Do plants communicate with different dialects?
Submitted by editor on 15 September 2015.Get the paper!Animals are widely recognized to communicate with other members of their species: signalling danger, marking territory, and finding food. Recent work has recognized that a broad range of organisms – including plants – also send, receive, and respond to a rich suite of signals from their conspecifics. Many plants emit chemical 'screams' in response to herbivory that can attract predators and induce defences on herbivore-free neighbouring plants. However, one of the apparent paradoxes of plant communication is how plants that emit or receive public VOC signals avoid exploitation by competitors.
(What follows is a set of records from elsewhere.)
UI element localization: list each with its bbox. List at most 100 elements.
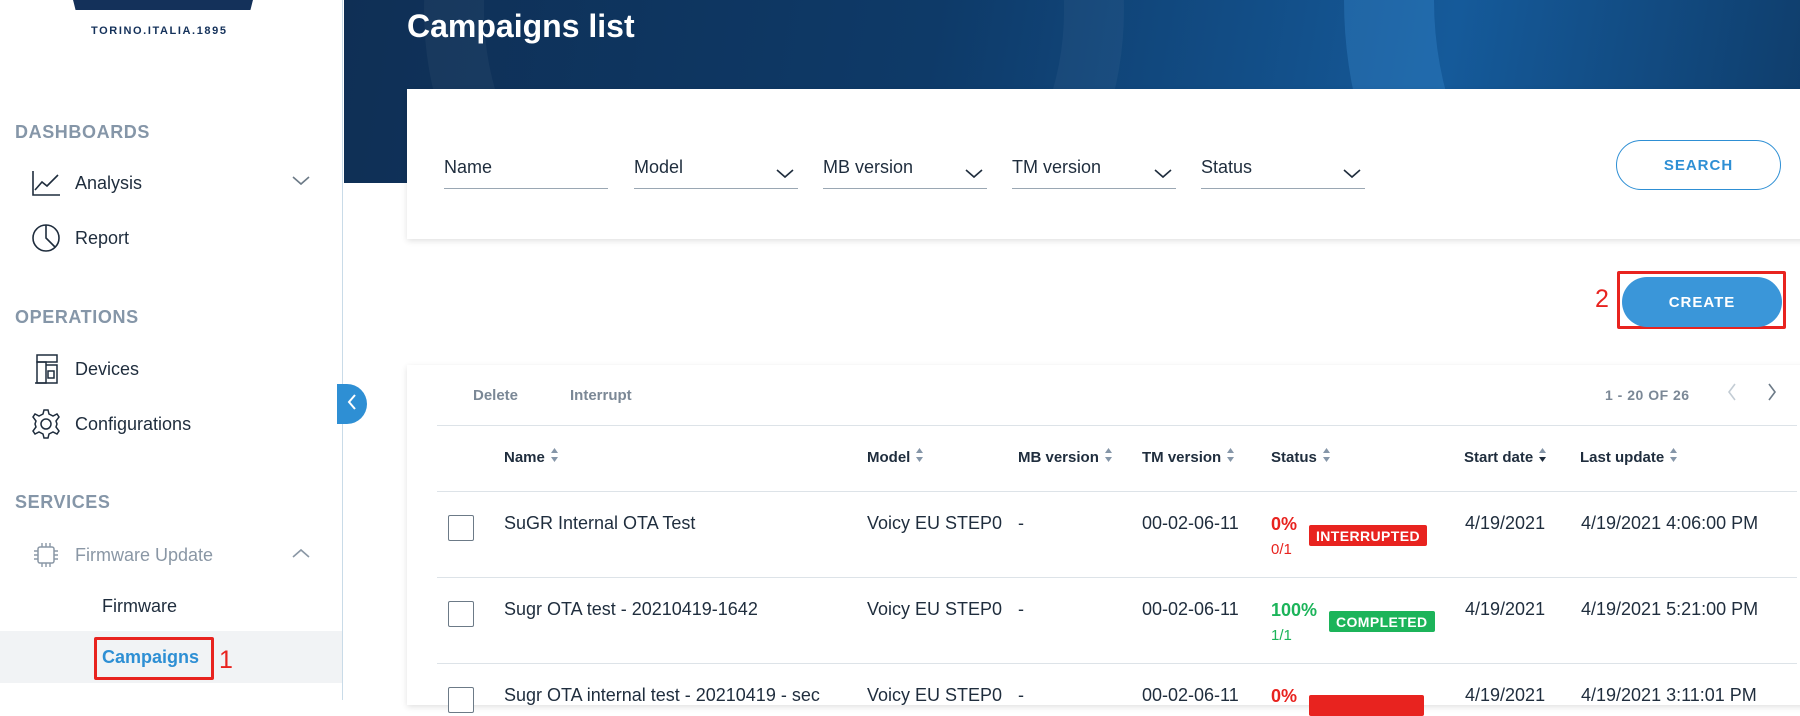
cell-tm-version: 00-02-06-11 [1142, 685, 1239, 705]
column-header-tm-version[interactable]: TM version [1142, 447, 1235, 467]
divider [437, 577, 1797, 578]
sidebar-item-configurations[interactable]: Configurations [30, 404, 320, 444]
cell-tm-version: 00-02-06-11 [1142, 599, 1239, 619]
status-badge: INTERRUPTED [1309, 525, 1427, 546]
filter-label: Model [634, 157, 684, 177]
progress-fraction: 1/1 [1271, 627, 1292, 644]
chevron-down-icon [1154, 163, 1172, 184]
column-header-last-update[interactable]: Last update [1580, 447, 1678, 467]
filter-panel: Name Model MB version TM version Status … [407, 89, 1800, 239]
chip-icon [30, 539, 62, 571]
annotation-marker-1: 1 [219, 646, 233, 674]
brand-logo [70, 0, 256, 10]
column-label: Name [504, 448, 545, 466]
row-checkbox[interactable] [448, 515, 474, 541]
cell-model: Voicy EU STEP0 [867, 513, 1003, 533]
sidebar: TORINO.ITALIA.1895 DASHBOARDS Analysis R… [0, 0, 343, 700]
row-checkbox[interactable] [448, 601, 474, 627]
cell-start-date: 4/19/2021 [1465, 685, 1546, 705]
gear-icon [30, 408, 62, 440]
cell-name[interactable]: Sugr OTA test - 20210419-1642 [504, 599, 758, 620]
collapse-sidebar-button[interactable] [337, 384, 367, 424]
column-label: MB version [1018, 448, 1099, 466]
column-label: Model [867, 448, 911, 466]
sidebar-item-firmware-update[interactable]: Firmware Update [30, 535, 320, 575]
chevron-up-icon[interactable] [292, 545, 310, 563]
cell-tm-version: 00-02-06-11 [1142, 513, 1239, 533]
status-badge [1309, 695, 1424, 716]
cell-model: Voicy EU STEP0 [867, 685, 1003, 705]
column-label: Status [1271, 448, 1317, 466]
sort-icon [550, 447, 559, 467]
prev-page-icon[interactable] [1727, 383, 1737, 406]
section-dashboards: DASHBOARDS [15, 122, 151, 142]
status-filter-select[interactable]: Status [1201, 149, 1365, 189]
progress-percent: 0% [1271, 514, 1298, 534]
section-services: SERVICES [15, 492, 111, 512]
mb-version-filter-select[interactable]: MB version [823, 149, 987, 189]
delete-button[interactable]: Delete [473, 387, 518, 404]
annotation-box-1 [94, 637, 214, 680]
column-header-status[interactable]: Status [1271, 447, 1331, 467]
cell-last-update: 4/19/2021 5:21:00 PM [1581, 599, 1759, 619]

Figure 1-3: 1. Artificial leaf damage in Phaseolus lunatus 2. Cerotoma ruficornis feeding on P. lunatus 3. Mimicking leaf damage in Phaseolus lunatus
Using Phaseolus lunatus as a study model, we demonstrated that receiver plants responded using population-specific “dialects” where only receivers from the same source population as the damaged emitters suffered less leaf damage upon exposure to the volatile signals. This volatile specificity where emitters can privatize their signals and receivers avoid costly defence induction when signals are less likely to indicate a true threat of damage communication suggests that communication in plants can evolve specificity akin to language dialects, similar to those observed in the songs of birds and other animals.